Oft endete deine Corona-App-Warnmeldung mit einem positiven Corona-Test. Bild: iStockphoto / KatarzynaBialasiewicz

Die Corona-Panik war nicht nur real, sie war auch in unserem Kopf ein ständiger Begleiter. Doch du, Corona-Warn-App, warst für uns da und hast uns mit nüchterner Neutralität geschrieben, was nun in unserem Fall das angebrachte Verhalten wäre.

Das Ende einer wechselhaften Beziehung

Du, liebe App, hattest auch lustige Seiten: Beispielsweise das Kontakt-Bingo. Mit Freunden wurde gerne abgeglichen, wann und wie viele Risikobegegnungen man jeweils hatte und wer in der Freundesgruppe wohl der Auslöser dafür gewesen war. Und auch, als die Zeiten besser wurden, warst du an unserer Seite: Niemals werden wir das triumphale Gefühl vergessen, unsere erste und dann auch noch zweite Impfung in dein kleines Gehirn zu speichern. Du gabst uns ein Stück Freiheit wieder.

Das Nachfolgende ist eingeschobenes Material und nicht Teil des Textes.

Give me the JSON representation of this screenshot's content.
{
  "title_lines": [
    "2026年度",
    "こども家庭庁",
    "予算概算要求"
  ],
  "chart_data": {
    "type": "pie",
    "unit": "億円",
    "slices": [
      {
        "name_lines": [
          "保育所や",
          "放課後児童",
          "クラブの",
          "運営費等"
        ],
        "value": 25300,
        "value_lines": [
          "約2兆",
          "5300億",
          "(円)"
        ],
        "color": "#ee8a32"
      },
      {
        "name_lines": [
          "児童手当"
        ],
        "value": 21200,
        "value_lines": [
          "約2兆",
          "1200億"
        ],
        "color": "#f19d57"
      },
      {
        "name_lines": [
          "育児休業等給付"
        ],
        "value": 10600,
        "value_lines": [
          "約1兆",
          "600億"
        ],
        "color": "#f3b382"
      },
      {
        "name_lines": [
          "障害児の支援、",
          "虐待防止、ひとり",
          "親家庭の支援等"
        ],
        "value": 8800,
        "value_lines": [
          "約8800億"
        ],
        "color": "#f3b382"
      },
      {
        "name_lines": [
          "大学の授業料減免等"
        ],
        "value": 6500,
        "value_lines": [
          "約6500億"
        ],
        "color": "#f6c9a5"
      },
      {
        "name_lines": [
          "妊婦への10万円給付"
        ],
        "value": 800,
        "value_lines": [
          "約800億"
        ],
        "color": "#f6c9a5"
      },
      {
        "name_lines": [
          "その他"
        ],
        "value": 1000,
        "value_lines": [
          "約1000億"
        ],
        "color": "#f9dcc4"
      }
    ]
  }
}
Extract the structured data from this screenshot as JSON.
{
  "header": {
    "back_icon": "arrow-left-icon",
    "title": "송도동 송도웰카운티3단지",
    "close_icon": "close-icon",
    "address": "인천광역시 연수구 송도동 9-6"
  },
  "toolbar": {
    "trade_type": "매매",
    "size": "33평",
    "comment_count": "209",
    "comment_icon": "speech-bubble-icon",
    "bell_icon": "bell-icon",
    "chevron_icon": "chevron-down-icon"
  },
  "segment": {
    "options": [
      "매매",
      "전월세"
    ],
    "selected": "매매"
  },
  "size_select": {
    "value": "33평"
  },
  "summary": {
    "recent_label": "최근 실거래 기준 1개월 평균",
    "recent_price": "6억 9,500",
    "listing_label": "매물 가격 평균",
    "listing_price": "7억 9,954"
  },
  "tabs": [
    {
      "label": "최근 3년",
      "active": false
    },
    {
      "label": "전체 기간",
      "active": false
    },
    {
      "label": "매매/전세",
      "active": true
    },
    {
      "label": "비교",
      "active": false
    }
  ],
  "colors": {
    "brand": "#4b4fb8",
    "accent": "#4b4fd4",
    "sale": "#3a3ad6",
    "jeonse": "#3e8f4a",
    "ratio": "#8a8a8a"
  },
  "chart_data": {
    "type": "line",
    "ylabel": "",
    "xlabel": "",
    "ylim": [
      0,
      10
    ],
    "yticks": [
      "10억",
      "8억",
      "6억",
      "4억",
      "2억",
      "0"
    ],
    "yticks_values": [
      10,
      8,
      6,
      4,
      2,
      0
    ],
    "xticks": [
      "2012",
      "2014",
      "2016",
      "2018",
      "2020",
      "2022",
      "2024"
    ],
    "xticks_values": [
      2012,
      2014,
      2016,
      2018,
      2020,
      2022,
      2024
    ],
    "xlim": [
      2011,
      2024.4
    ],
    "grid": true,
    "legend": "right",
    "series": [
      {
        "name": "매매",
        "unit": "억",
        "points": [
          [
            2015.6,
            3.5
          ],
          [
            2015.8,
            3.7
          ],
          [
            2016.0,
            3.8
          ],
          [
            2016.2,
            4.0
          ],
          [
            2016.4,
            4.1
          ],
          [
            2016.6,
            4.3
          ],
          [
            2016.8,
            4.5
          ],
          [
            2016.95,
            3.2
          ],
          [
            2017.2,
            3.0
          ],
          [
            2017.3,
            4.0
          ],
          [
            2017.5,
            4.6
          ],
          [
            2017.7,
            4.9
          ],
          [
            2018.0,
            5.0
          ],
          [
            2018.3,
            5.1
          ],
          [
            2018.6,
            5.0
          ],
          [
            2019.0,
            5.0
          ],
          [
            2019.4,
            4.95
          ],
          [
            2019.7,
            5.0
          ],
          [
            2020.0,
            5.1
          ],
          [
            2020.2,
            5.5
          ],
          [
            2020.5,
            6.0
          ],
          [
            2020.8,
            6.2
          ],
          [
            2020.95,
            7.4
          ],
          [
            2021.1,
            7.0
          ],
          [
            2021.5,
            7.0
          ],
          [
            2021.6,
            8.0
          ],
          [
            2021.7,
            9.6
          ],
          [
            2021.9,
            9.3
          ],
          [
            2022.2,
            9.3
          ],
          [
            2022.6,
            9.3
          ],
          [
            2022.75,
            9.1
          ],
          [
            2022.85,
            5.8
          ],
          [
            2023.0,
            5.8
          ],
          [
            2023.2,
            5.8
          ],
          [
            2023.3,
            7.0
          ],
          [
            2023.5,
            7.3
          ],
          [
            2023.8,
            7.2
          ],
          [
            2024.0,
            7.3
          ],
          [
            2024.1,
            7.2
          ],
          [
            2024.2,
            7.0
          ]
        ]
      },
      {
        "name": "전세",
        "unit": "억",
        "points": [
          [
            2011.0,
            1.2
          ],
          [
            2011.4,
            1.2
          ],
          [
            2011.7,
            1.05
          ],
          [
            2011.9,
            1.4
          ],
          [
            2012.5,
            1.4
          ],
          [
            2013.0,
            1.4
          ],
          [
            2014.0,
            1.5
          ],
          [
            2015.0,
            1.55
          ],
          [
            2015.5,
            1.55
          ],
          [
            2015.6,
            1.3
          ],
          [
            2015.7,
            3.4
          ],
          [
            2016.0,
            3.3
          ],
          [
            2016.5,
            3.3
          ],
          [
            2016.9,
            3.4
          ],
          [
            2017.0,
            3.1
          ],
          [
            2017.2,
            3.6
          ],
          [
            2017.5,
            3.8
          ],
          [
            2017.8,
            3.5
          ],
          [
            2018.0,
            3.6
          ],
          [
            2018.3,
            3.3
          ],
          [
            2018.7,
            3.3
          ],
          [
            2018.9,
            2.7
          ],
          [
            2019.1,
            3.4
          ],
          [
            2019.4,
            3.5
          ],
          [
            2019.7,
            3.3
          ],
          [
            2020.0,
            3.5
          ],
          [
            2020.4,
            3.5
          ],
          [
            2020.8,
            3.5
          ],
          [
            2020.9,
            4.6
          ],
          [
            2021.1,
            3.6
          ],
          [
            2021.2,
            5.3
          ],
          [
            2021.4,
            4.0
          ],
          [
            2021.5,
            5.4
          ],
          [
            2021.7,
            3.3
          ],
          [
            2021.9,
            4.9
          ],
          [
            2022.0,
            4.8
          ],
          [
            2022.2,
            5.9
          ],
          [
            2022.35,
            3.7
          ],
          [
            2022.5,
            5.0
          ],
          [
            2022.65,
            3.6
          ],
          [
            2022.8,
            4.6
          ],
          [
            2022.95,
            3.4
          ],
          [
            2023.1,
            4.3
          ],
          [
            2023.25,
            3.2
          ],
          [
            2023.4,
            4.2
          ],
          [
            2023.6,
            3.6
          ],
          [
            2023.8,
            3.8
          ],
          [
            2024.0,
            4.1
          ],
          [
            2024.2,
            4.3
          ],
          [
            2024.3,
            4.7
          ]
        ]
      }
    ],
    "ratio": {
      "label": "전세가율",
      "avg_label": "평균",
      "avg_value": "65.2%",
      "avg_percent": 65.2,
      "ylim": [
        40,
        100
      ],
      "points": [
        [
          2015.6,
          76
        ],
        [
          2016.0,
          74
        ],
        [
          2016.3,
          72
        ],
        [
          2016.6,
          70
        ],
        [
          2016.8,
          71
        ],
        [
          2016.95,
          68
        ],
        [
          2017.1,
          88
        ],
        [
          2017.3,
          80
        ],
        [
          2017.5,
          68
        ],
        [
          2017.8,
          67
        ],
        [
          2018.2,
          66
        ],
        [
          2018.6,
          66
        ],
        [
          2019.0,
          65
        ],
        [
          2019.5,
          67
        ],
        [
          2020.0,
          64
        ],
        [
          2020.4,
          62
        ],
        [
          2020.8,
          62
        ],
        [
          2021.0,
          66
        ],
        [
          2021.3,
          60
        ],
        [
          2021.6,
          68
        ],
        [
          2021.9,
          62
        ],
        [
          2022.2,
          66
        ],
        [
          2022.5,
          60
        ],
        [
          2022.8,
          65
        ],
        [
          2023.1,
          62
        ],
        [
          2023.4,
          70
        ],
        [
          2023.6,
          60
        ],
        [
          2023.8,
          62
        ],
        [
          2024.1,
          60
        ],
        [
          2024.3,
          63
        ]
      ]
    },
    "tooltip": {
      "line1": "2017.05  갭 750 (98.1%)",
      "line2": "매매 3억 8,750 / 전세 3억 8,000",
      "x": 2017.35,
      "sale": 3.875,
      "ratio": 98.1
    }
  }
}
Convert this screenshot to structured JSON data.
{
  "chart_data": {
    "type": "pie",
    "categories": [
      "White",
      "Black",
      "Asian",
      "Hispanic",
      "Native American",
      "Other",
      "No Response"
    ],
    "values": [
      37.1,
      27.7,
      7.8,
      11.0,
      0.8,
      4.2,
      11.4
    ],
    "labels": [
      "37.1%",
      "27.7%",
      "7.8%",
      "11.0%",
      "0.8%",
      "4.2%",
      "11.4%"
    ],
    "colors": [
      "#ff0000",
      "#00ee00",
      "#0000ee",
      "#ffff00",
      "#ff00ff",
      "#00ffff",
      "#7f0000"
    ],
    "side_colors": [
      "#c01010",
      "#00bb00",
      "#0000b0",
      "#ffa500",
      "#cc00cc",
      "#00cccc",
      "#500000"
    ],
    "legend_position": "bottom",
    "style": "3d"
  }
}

Unsere Beziehung war ein Auf und Ab, zugegeben. Es gab Zeiten, da haben wir nicht richtig achtgegeben auf dich, an anderen haben wir dich so ernsthaft konsultiert wie die täglichen Nachrichten. Nun gibt es keinen digitalen Ritter mehr, der uns davor warnt, wenn wir mit Virenschleudern in Kontakt treten.

Drei Jahre lang warst du unser treuer Begleiter in der Pandemie, liebe Corona-Warn-App: Du warst unser Sancho Panza, der uns vor den gefährlichen Windmühlen gewarnt hat. Werden wir dich vermissen? Um ehrlich zu sein: Wohl kaum. Es war schön, solange es währte. Nun ist es Zeit, getrennte Wege zu gehen.